S.Ba.
16 Février 2026
À 16:26
Dans une atmosphère empreinte de recueillement et de sensibilité,
Chellah s’est mué, le temps d’une soirée, en un espace de résonance poétique. À l’initiative du «
Book Club Le Matin», cette rencontre culturelle a célébré la poésie comme une langue universelle, capable de dire l’humain au-delà des frontières et des appartenances. L’événement s’est tenu en présence de plusieurs ambassadeurs accrédités auprès du Royaume, de poètes, de critiques et d’un public attentif, venu nombreux partager ce moment d’élévation intellectuelle.
Intitulée «La poésie : espace de sagesse et de dialogue», la soirée s’est ouverte par une allocution de
Mohammed Haitami, président-directeur général du Groupe «Le Matin». Revenant sur le parcours singulier de
Dr Salim M. AlMalik, il a souligné la richesse d’un itinéraire conjuguant responsabilités internationales de premier plan et fidélité à l’acte créatif. Une présence, a-t-il insisté, qui s’inscrit dans la volonté du «Book Club» de mettre à l’honneur des figures majeures de la pensée et de la littérature, dans le monde arabe comme à l’échelle internationale.

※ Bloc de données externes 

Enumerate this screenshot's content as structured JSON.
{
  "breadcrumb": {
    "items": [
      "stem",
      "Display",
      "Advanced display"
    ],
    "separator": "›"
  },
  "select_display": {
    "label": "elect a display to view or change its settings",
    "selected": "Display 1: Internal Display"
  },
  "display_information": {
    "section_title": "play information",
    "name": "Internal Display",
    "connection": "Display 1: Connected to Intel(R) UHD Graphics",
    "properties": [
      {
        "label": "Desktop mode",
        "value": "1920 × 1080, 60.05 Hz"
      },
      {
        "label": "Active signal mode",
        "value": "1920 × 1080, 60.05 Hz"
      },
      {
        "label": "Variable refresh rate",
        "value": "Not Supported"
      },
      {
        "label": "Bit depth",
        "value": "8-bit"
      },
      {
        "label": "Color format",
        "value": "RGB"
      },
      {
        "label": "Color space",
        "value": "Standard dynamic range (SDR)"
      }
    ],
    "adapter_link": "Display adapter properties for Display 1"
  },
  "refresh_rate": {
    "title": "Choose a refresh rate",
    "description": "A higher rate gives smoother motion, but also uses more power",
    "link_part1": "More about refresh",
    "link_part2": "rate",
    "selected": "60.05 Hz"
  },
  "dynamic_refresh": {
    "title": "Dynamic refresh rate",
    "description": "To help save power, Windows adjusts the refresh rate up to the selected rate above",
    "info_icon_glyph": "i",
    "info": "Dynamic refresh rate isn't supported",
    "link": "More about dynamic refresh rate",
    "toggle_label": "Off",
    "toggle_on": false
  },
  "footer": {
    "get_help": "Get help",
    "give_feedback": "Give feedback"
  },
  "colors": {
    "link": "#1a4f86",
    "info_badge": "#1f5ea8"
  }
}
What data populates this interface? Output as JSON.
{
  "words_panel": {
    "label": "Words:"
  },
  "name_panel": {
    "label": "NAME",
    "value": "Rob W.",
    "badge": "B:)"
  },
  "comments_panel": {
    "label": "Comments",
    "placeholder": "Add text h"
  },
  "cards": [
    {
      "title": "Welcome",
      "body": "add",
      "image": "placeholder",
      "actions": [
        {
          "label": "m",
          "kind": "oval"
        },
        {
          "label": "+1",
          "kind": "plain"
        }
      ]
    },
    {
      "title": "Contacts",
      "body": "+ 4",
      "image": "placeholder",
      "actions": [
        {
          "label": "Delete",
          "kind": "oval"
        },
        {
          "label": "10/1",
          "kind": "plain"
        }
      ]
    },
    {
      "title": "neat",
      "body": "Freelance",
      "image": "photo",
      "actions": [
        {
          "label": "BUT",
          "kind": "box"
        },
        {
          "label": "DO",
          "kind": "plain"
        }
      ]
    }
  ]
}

La journaliste Ouidad Benmoussa a ensuite présenté le recueil «Khamissiyat», en soulignant sa singularité : une expérience poétique fondée sur la rigueur du temps et la constance de l’engagement. Chaque poème, composé de cinq vers et écrit chaque jeudi, devient un rendez-vous hebdomadaire avec soi-même et avec le monde. Une écriture épurée, ancrée dans la tradition de la poésie arabe, mais ouverte sur les interrogations contemporaines.
Prenant la parole, Dr Salim M. AlMalik a livré sa conception de la poésie comme un pont de valeurs, un vecteur de sagesse et un langage capable de rapprocher les cultures. Pour lui, les mots, lorsqu’ils sont écrits avec conscience et prononcés avec sincérité, possèdent une capacité rare à toucher l’âme et à laisser une empreinte durable.
Le poète est également revenu sur la genèse de son projet, expliquant avoir souhaité rassembler ses textes dans un «réceptacle unique» articulé autour de quatre dimensions : la sagesse, la calligraphie arabe, la poésie et l’art plastique. Une approche esthétique globale, où le verbe dialogue avec l’image et la forme. Il a évoqué ses premiers pas dans l’écriture dès l’école primaire, puis son retour à la poésie après des études de médecine exigeantes, avant de publier régulièrement dans la presse saoudienne et arabe.
Depuis onze années consécutives, Dr AlMalik poursuit ainsi l’aventure des «Khamissiyat», une œuvre patiente et disciplinée, faite de poèmes courts, mais denses, nourris de réflexions sur l’identité, l’éthique, la foi et les valeurs humaines. Interrogé sur la création poétique à l’ère de l’intelligence artificielle, il a tenu à rappeler que l’expérience vécue demeure la matière première irremplaçable du poème, seule garante de son authenticité.
S’éloignant des cadres critiques classiques – unité du vers, de l’idée ou du poème –, le poète revendique une écriture fondée sur «l’unité du sentiment». Un seul poème peut ainsi accueillir plusieurs idées, nées d’un événement marquant, d’un moment de sérénité ou de l’observation d’un comportement humain, oscillant entre le juste et le faux.
La soirée s’est poursuivie par la lecture de plusieurs extraits de «Khamissiyat», abordant la sagesse, l’éthique, la foi et l’éloge du Prophète Mohammed (paix et salut sur Lui). Des textes qui ont suscité une écoute attentive et de nombreux échanges avec le public, avant de laisser place à un dialogue ouvert autour de l’œuvre et de ses multiples lectures possibles.
La rencontre s’est enfin conclue par une séance de dédicaces, au cours de laquelle Dr Salim M. AlMalik a offert plusieurs de ses recueils aux participants, prolongeant, dans la proximité et la générosité, un moment où la poésie s’est affirmée comme un espace vivant de partage et de réflexion.